Sans Faceted Lyko 11 is a bold, normal width, monoline, upright, normal x-height font visually similar to 'Air Corps JNL' by Jeff Levine, 'Charles Wright' by K-Type, and 'Octin College' by Typodermic (names referenced only for comparison).
Keywords: headlines, logos, posters, gaming ui, tech branding, techno, industrial, arcade, futuristic, tactical, display impact, technical voice, retro digital, systematic geometry, octagonal, chamfered, angular, modular, mechanical.
A heavy, angular display sans built from straight strokes and clipped corners, replacing curves with chamfered, multi-faceted turns. The forms read as squared and octagonal, with frequent 45° cuts at terminals and inside corners that create a crisp, engineered rhythm. Counters are compact and often rectangular, with a generally uniform stroke thickness and a slightly condensed, vertical stance. Lowercase and numerals follow the same geometric logic, producing a cohesive, blocky texture that stays legible while emphasizing hard-edged structure.
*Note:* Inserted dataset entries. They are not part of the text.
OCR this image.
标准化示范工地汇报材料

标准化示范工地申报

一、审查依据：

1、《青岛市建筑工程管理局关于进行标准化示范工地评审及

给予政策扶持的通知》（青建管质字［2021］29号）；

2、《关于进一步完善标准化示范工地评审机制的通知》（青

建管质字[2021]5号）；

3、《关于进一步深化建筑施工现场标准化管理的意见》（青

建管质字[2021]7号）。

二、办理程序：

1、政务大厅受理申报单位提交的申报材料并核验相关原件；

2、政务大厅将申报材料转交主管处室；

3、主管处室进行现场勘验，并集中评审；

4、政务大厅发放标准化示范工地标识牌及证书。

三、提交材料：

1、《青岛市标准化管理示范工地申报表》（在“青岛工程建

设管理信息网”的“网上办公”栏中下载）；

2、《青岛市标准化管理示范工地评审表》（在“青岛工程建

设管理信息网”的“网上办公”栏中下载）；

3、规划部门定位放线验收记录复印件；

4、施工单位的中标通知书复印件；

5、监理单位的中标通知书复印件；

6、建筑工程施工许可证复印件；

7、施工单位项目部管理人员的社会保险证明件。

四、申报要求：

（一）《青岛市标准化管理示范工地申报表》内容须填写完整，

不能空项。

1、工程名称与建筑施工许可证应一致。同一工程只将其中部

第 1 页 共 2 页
Best suited to short, high-impact settings such as headlines, logos, packaging callouts, posters, and on-screen graphics. It can also work for gaming or software UI accents where a hard, geometric voice is desired, while extended body text may feel dense due to the compact counters and strong, blocky color.
The overall tone is assertive and technical, with a retro-digital edge reminiscent of arcade UI, industrial labeling, and sci‑fi interfaces. Its sharp corners and stencil-like facets convey precision and toughness more than warmth or elegance.
The design appears intended to translate a geometric, faceted construction into a practical display alphabet that remains readable while projecting a rugged, high-tech character. Its consistent chamfer system and squared proportions suggest a focus on modularity and a distinctive, interface-driven identity.
Diagonal construction is used sparingly and primarily as corner chamfers, keeping most strokes orthogonal for a modular feel. The faceting is consistent across caps, lowercase, and figures, so mixed-case settings retain a uniform, machined personality.